Review of Beacon 23

Beacon 23 (2023– )
3/10
Monumentally dumb
17 November 2023
Warning: Spoilers
Beacon 23 is yet another science fiction show that thinks adding holographic displays and control interfaces serve as an adequate substitute for the "science" part of the genre's name.

A beacon in space serving as the eventual evolution of present-day lighthouses to aid space travel is an interesting idea, until it becomes obvious that is as far as the idea was developed before this train wreck was greenlit and put into production.

I seriously doubt the book it's supposedly based on is this bad. Five minutes in and I had to turn off this minimum-effort train wreck.

First we start with a flash forward where three characters stand and watch something bad (?) happen without taking any action, then we jump to "earlier" because the writers apparently never bothered to plan out their timeline, or learn how to establish their setting.

Next we see a ship that seems to be engaged in some form of FTL travel, yet it approaches the beacon at a normal rate that allows them to use radio communication and visually see the beacon.

That's because the titular beacon turns out to be a literal beacon of light (LOL). Good luck picking that out of the vast blackness of space, especially as slow as it's rotating (when the effects team remembered to make it rotate). It's also rotating on a two-dimensional plane. A two-dimensional plane. In space.

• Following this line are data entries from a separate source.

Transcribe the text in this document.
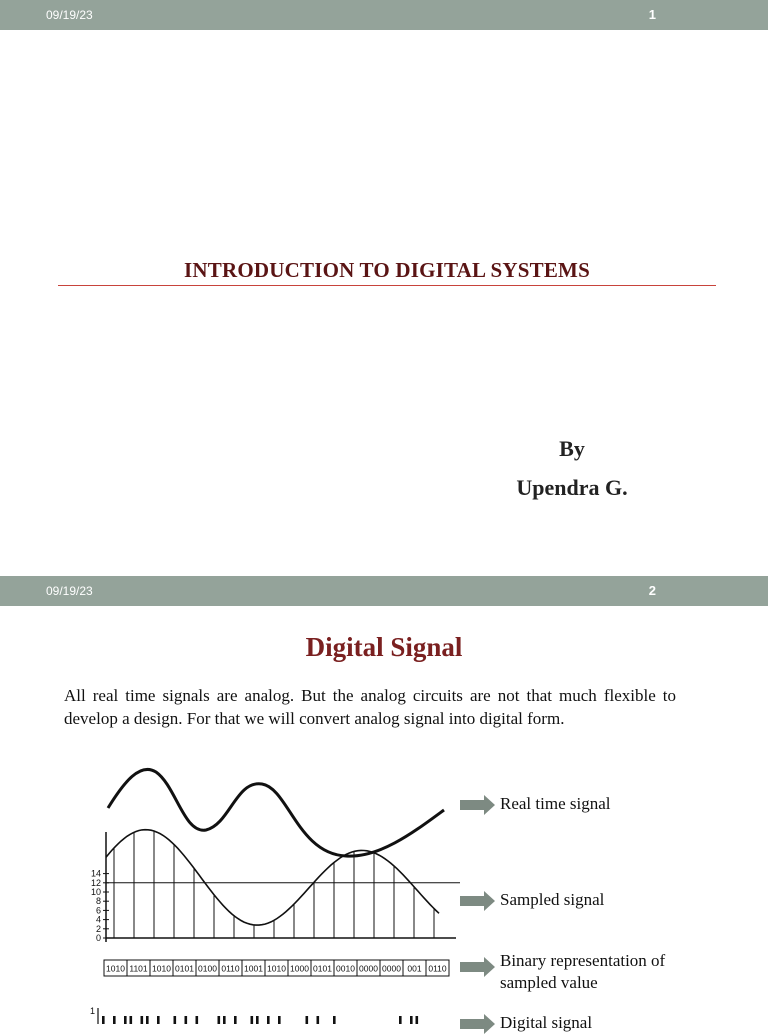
09/19/23	1
INTRODUCTION TO DIGITAL SYSTEMS
By
Upendra G.
09/19/23	2
Digital Signal
All real time signals are analog. But the analog circuits are not that much flexible to develop a design. For that we will convert analog signal into digital form.
14
12
10
8
6
4
2
0
1010 1101 1010 0101 0100 0110 1001 1010 1000 0101 0010 0000 0000 001 0110
1
Real time signal
Sampled signal
Binary representation of sampled value
Digital signal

Even worse, the beacon is supposedly warning that there is "too much dark matter" in the area. Did someone dump the dark matter before jumping into hyperspace, or was the dark matter always there and the reason for the beacon? Funny how they can detect the dark matter and even display it as random blobs around the sector (on the aforementioned holographic display), even though there doesn't appear to be anything nearby with which it can interact in order to be detected.

Of course the computer suddenly malfunctions for no reason, projecting the "safe" white light instead of the red "danger" light that would be even more difficult to see in space. The communications are also magically malfunctioning so the caretaker can't warn the ship as it slowly approaches at light speed (?). In response, we get a scene involving gravity that defies physics. Forget science and logic as long as it looks cool, right?

The hilariously bad choices continue when the caretaker reaches the actual light, which is alternately rotating and stationary depending on the shot. His solution is to take a space prybar and wedge it between two big gears which presumably are part of the mechanism rotating the light, yet his actions instead cause the light to flicker between white and red. Seriously? They wrote this on a machine that has access to the world's knowledge yet couldn't be bothered to look up a single detail

The entire idea is moot, of course, since ships would navigate via mathematics and computer tracking of the stars. If you needed a beacon to warn of threats it would would emit a constant radio signal at a standard power level that would be picked up and processed automatically by every passing ship, and there would be multiple redundant systems to ensure reliability. More likely there would be multiple beacons surrounding the entire sector at a safe distance to warn ships away, not wait until they are close enough to see a light, which would place them inside the sector or even past it.

Storytelling and science fiction in particular have gotten so brain dead to be unwatchable save for the very rare exception, and Beacon 23 is definitely not an exception.